I like the modern revisions of "The Ugly Duckling" that create a new moral to the story, of finding birds of a feather -- kin of kind / choice.

To adapt the story otherwise is to first uncover what other values you really want to teach and then to think what the ugliness might represent within that new value system. In our appearance-oriented culture, it can be difficult to think past its representing physical beauty. In the original tale, though, the ugliness represented much more than that, as I've discussed.

You could readily adapt the tale to be one about bigotry.

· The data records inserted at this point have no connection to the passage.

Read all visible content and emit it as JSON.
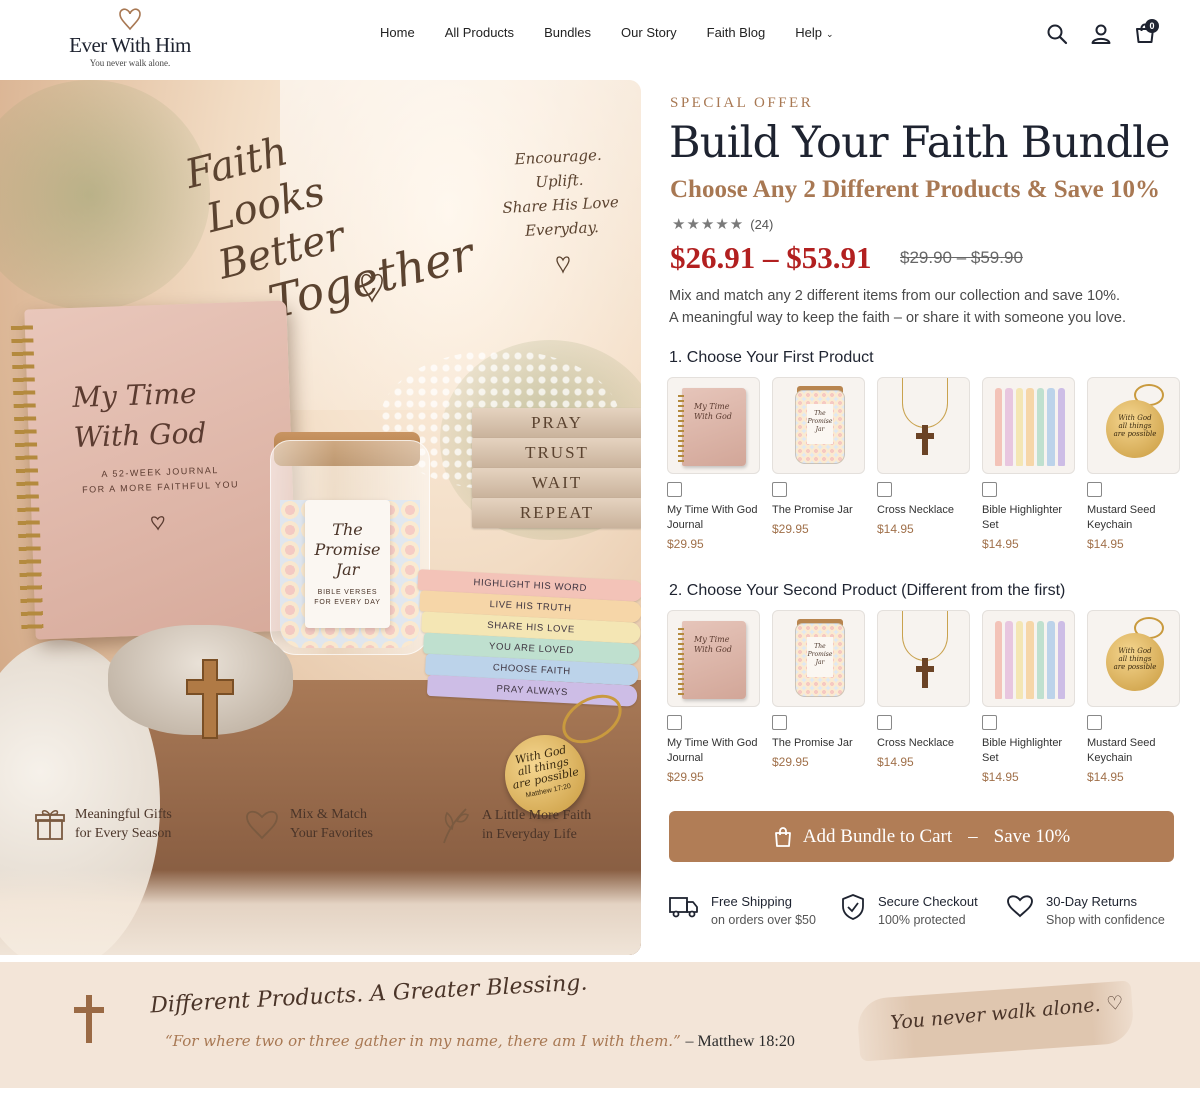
{
  "header": {
    "logo_name": "Ever With Him",
    "logo_tagline": "You never walk alone.",
    "nav": [
      "Home",
      "All Products",
      "Bundles",
      "Our Story",
      "Faith Blog",
      "Help"
    ],
    "cart_count": "0"
  },
  "hero": {
    "script_lines": [
      "Faith",
      "Looks Better",
      "Together"
    ],
    "side_lines": [
      "Encourage.",
      "Uplift.",
      "Share His Love",
      "Everyday."
    ],
    "journal_title": [
      "My Time",
      "With God"
    ],
    "journal_subtitle": [
      "A 52-WEEK JOURNAL",
      "FOR A MORE FAITHFUL YOU"
    ],
    "jar_tag_title": [
      "The",
      "Promise",
      "Jar"
    ],
    "jar_tag_subtitle": [
      "BIBLE VERSES",
      "FOR EVERY DAY"
    ],
    "book_stack": [
      "PRAY",
      "TRUST",
      "WAIT",
      "REPEAT"
    ],
    "markers": [
      {
        "label": "HIGHLIGHT HIS WORD",
        "color": "#f3c3b8"
      },
      {
        "label": "LIVE HIS TRUTH",
        "color": "#f6d6a8"
      },
      {
        "label": "SHARE HIS LOVE",
        "color": "#f4e6b4"
      },
      {
        "label": "YOU ARE LOVED",
        "color": "#bfe0cf"
      },
      {
        "label": "CHOOSE FAITH",
        "color": "#bcd3ea"
      },
      {
        "label": "PRAY ALWAYS",
        "color": "#cdbde6"
      }
    ],
    "keychain_text": [
      "With God",
      "all things",
      "are possible"
    ],
    "keychain_ref": "Matthew 17:20",
    "features": [
      {
        "icon": "gift-icon",
        "lines": [
          "Meaningful Gifts",
          "for Every Season"
        ]
      },
      {
        "icon": "heart-icon",
        "lines": [
          "Mix & Match",
          "Your Favorites"
        ]
      },
      {
        "icon": "leaf-icon",
        "lines": [
          "A Little More Faith",
          "in Everyday Life"
        ]
      }
    ]
  },
  "offer": {
    "eyebrow": "SPECIAL OFFER",
    "title": "Build Your Faith Bundle",
    "subtitle": "Choose Any 2 Different Products & Save 10%",
    "stars": "★★★★★",
    "review_count": "(24)",
    "price": "$26.91 – $53.91",
    "compare_price": "$29.90 – $59.90",
    "description": [
      "Mix and match any 2 different items from our collection and save 10%.",
      "A meaningful way to keep the faith – or share it with someone you love."
    ]
  },
  "step1": {
    "title": "1. Choose Your First Product",
    "products": [
      {
        "name": "My Time With God Journal",
        "price": "$29.95",
        "kind": "journal"
      },
      {
        "name": "The Promise Jar",
        "price": "$29.95",
        "kind": "jar"
      },
      {
        "name": "Cross Necklace",
        "price": "$14.95",
        "kind": "necklace"
      },
      {
        "name": "Bible Highlighter Set",
        "price": "$14.95",
        "kind": "markers"
      },
      {
        "name": "Mustard Seed Keychain",
        "price": "$14.95",
        "kind": "keychain"
      }
    ]
  },
  "step2": {
    "title": "2. Choose Your Second Product (Different from the first)",
    "products": [
      {
        "name": "My Time With God Journal",
        "price": "$29.95",
        "kind": "journal"
      },
      {
        "name": "The Promise Jar",
        "price": "$29.95",
        "kind": "jar"
      },
      {
        "name": "Cross Necklace",
        "price": "$14.95",
        "kind": "necklace"
      },
      {
        "name": "Bible Highlighter Set",
        "price": "$14.95",
        "kind": "markers"
      },
      {
        "name": "Mustard Seed Keychain",
        "price": "$14.95",
        "kind": "keychain"
      }
    ]
  },
  "thumbnails": {
    "journal": [
      "My Time",
      "With God"
    ],
    "jar": [
      "The",
      "Promise",
      "Jar"
    ],
    "keychain": [
      "With God",
      "all things",
      "are possible"
    ]
  },
  "cart_button": {
    "label": "Add Bundle to Cart",
    "separator": "–",
    "save": "Save 10%"
  },
  "trust": [
    {
      "icon": "truck-icon",
      "title": "Free Shipping",
      "sub": "on orders over $50"
    },
    {
      "icon": "shield-check-icon",
      "title": "Secure Checkout",
      "sub": "100% protected"
    },
    {
      "icon": "heart-outline-icon",
      "title": "30-Day Returns",
      "sub": "Shop with confidence"
    }
  ],
  "band": {
    "title": "Different Products. A Greater Blessing.",
    "quote": "“For where two or three gather in my name, there am I with them.”",
    "quote_ref": "– Matthew 18:20",
    "brush_text": "You never walk alone."
  },
  "colors": {
    "accent": "#b17d56",
    "brand_dark": "#1e2330",
    "price_red": "#b22020",
    "band_bg": "#f3e5d8"
  }
}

The comeuppance at the end would shut the beaks of prejudice and so make the swan finish an appealing end (although you might try a black swan, just to tweak the racist angle a bit more, and make all the ducks white).

DividedSelf
Registered User
(6/8/06 11:29 am)
Re: The Ugly Duckling
Have to say I'm more with the questioner on this (can't call you by your user name, sorry!) I understand the points made about finding kin and there's probably a lot to be said for them... but it's also thin ice, surely...

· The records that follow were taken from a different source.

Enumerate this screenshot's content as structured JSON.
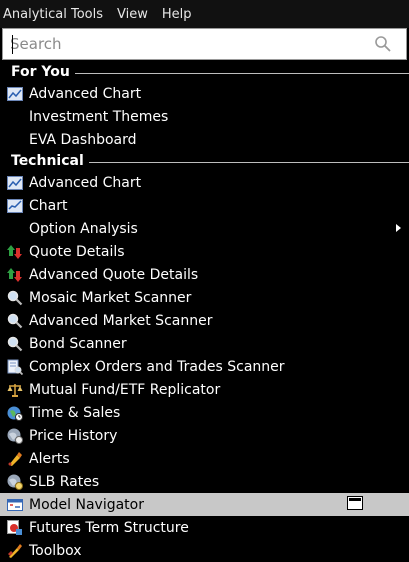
{
  "menubar": {
    "items": [
      {
        "label": "Analytical Tools"
      },
      {
        "label": "View"
      },
      {
        "label": "Help"
      }
    ]
  },
  "search": {
    "placeholder": "Search",
    "icon": "search-icon"
  },
  "sections": [
    {
      "title": "For You",
      "items": [
        {
          "label": "Advanced Chart",
          "icon": "advanced-chart-icon"
        },
        {
          "label": "Investment Themes",
          "icon": ""
        },
        {
          "label": "EVA Dashboard",
          "icon": ""
        }
      ]
    },
    {
      "title": "Technical",
      "items": [
        {
          "label": "Advanced Chart",
          "icon": "advanced-chart-icon"
        },
        {
          "label": "Chart",
          "icon": "chart-icon"
        },
        {
          "label": "Option Analysis",
          "icon": "",
          "submenu": true
        },
        {
          "label": "Quote Details",
          "icon": "quote-arrows-icon"
        },
        {
          "label": "Advanced Quote Details",
          "icon": "quote-arrows-icon"
        },
        {
          "label": "Mosaic Market Scanner",
          "icon": "magnifier-icon"
        },
        {
          "label": "Advanced Market Scanner",
          "icon": "magnifier-icon"
        },
        {
          "label": "Bond Scanner",
          "icon": "magnifier-icon"
        },
        {
          "label": "Complex Orders and Trades Scanner",
          "icon": "scanner-doc-icon"
        },
        {
          "label": "Mutual Fund/ETF Replicator",
          "icon": "scales-icon"
        },
        {
          "label": "Time & Sales",
          "icon": "clock-globe-icon"
        },
        {
          "label": "Price History",
          "icon": "globe-history-icon"
        },
        {
          "label": "Alerts",
          "icon": "alert-icon"
        },
        {
          "label": "SLB Rates",
          "icon": "globe-rates-icon"
        },
        {
          "label": "Model Navigator",
          "icon": "model-navigator-icon",
          "selected": true
        },
        {
          "label": "Futures Term Structure",
          "icon": "futures-icon"
        },
        {
          "label": "Toolbox",
          "icon": "toolbox-icon"
        }
      ]
    }
  ],
  "colors": {
    "background": "#000000",
    "selected": "#c8c8c8",
    "divider": "#bdbdbd"
  }
}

First, saying people are divided into ducks and swans, rather than just a whole load of weird and wonderful PEOPLE, seems pretty damn dangerous to me - as might be suggested by the white ducks/black swans idea.

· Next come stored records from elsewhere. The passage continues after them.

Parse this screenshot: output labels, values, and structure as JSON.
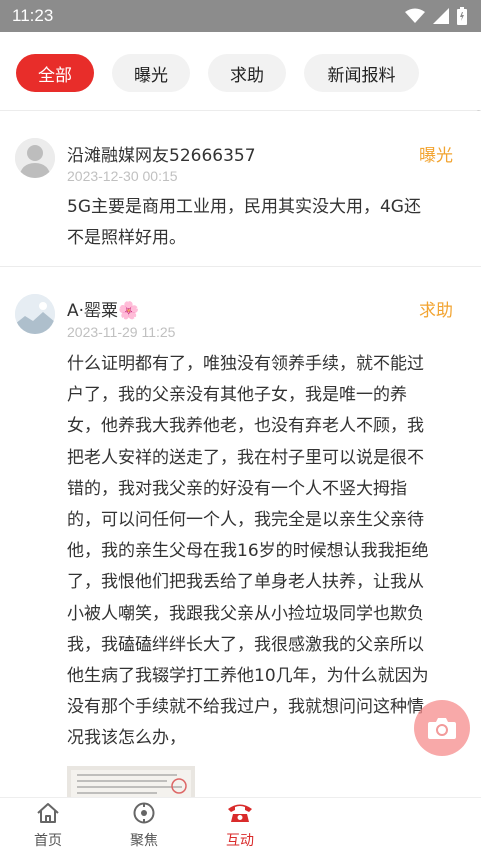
{
  "status_bar": {
    "time": "11:23"
  },
  "tabs": [
    {
      "label": "全部",
      "active": true
    },
    {
      "label": "曝光",
      "active": false
    },
    {
      "label": "求助",
      "active": false
    },
    {
      "label": "新闻报料",
      "active": false
    }
  ],
  "posts": [
    {
      "author": "沿滩融媒网友52666357",
      "date": "2023-12-30 00:15",
      "tag": "曝光",
      "content_lines": [
        "5G主要是商用工业用，民用其实没大用，4G还",
        "不是照样好用。"
      ]
    },
    {
      "author": "A·罂粟🌸",
      "date": "2023-11-29 11:25",
      "tag": "求助",
      "content_lines": [
        "什么证明都有了，唯独没有领养手续，就不能过",
        "户了，我的父亲没有其他子女，我是唯一的养",
        "女，他养我大我养他老，也没有弃老人不顾，我",
        "把老人安祥的送走了，我在村子里可以说是很不",
        "错的，我对我父亲的好没有一个人不竖大拇指",
        "的，可以问任何一个人，我完全是以亲生父亲待",
        "他，我的亲生父母在我16岁的时候想认我我拒绝",
        "了，我恨他们把我丢给了单身老人扶养，让我从",
        "小被人嘲笑，我跟我父亲从小捡垃圾同学也欺负",
        "我，我磕磕绊绊长大了，我很感激我的父亲所以",
        "他生病了我辍学打工养他10几年，为什么就因为",
        "没有那个手续就不给我过户，我就想问问这种情",
        "况我该怎么办，"
      ]
    }
  ],
  "bottom_nav": [
    {
      "label": "首页",
      "icon": "home-icon",
      "active": false
    },
    {
      "label": "聚焦",
      "icon": "focus-icon",
      "active": false
    },
    {
      "label": "互动",
      "icon": "phone-icon",
      "active": true
    }
  ],
  "colors": {
    "accent": "#e82d2a",
    "tag": "#f2a431",
    "statusbar": "#8c8c8c"
  }
}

Second, the message of the story all too easily becomes a seductive fantasy - that you don't need to DO anything to fulfil your potential, you just have to wait for others to come to you... There's plenty of us out here who are simply bizarre looking ducks - or worse, bizarre looking swans - or worse, bizarre looking people... Hiding till your "kin" come by is just a recipe for wasted life.

And then there's the other side of the coin in which "we wonderful swans are much grander than you waddly ducks".

I really don't know what to make of Andersen. Is he a "psychological terrorist"?

Obviously anything's okay in a contained situation if it helps someone find a belonging... but not without risks, I'd think...

InkGypsy
Registered User
(6/8/06 12:25 pm)
Re: The Ugly Duckling
I've always thought of The Ugly Duckling being more about "what's on the inside that counts" - not specifically a race/blood/skin thing. Your 'true colors' will shine through in the end and that will help you find your place (I use 'help' rather than 'will find' because it's rarely an automatic acceptance). I've always thought of the story as a simple metaphor - showing in easy plain-to-see terms - what's really happening on the inside. I've never understood it, even as a kid, to be about class or race. I think the movie Hans Christian Andersen may have helped this view too -he sings a song about the Ugly Duckling to a kid who has no hair (cancer?) to encourage him and help his confidence - no indication of class or race differences - just about growing up. I find the story far more useful using this interpretation. if it gets into class and race then it seems to defeat it's own purpose to me. Just my two cents.

searsmith
Registered User
(6/8/06 12:50 pm)
What's on the inside
Yes, the ugly duckling could be about what's on the inside counting (which is why I suggested bigotry could be its theme, just as disability could be -- as you suggest). However, it's the duckling's final external beauty, his transformation into a swan, that's his reward. This is the problem a modern adaptation must get around if it doesn't want to reinforce the message that what's on the outside is really ultimately how other's judge us and what we value.

Personally, I'm skeptical of the ultimate impact of stories that try to teach modern American kids that it's only what's on the inside that counts. It's an ideal I wish were actual, and one I hope we'll continue to promote, but it's far from a pragmatic life lesson.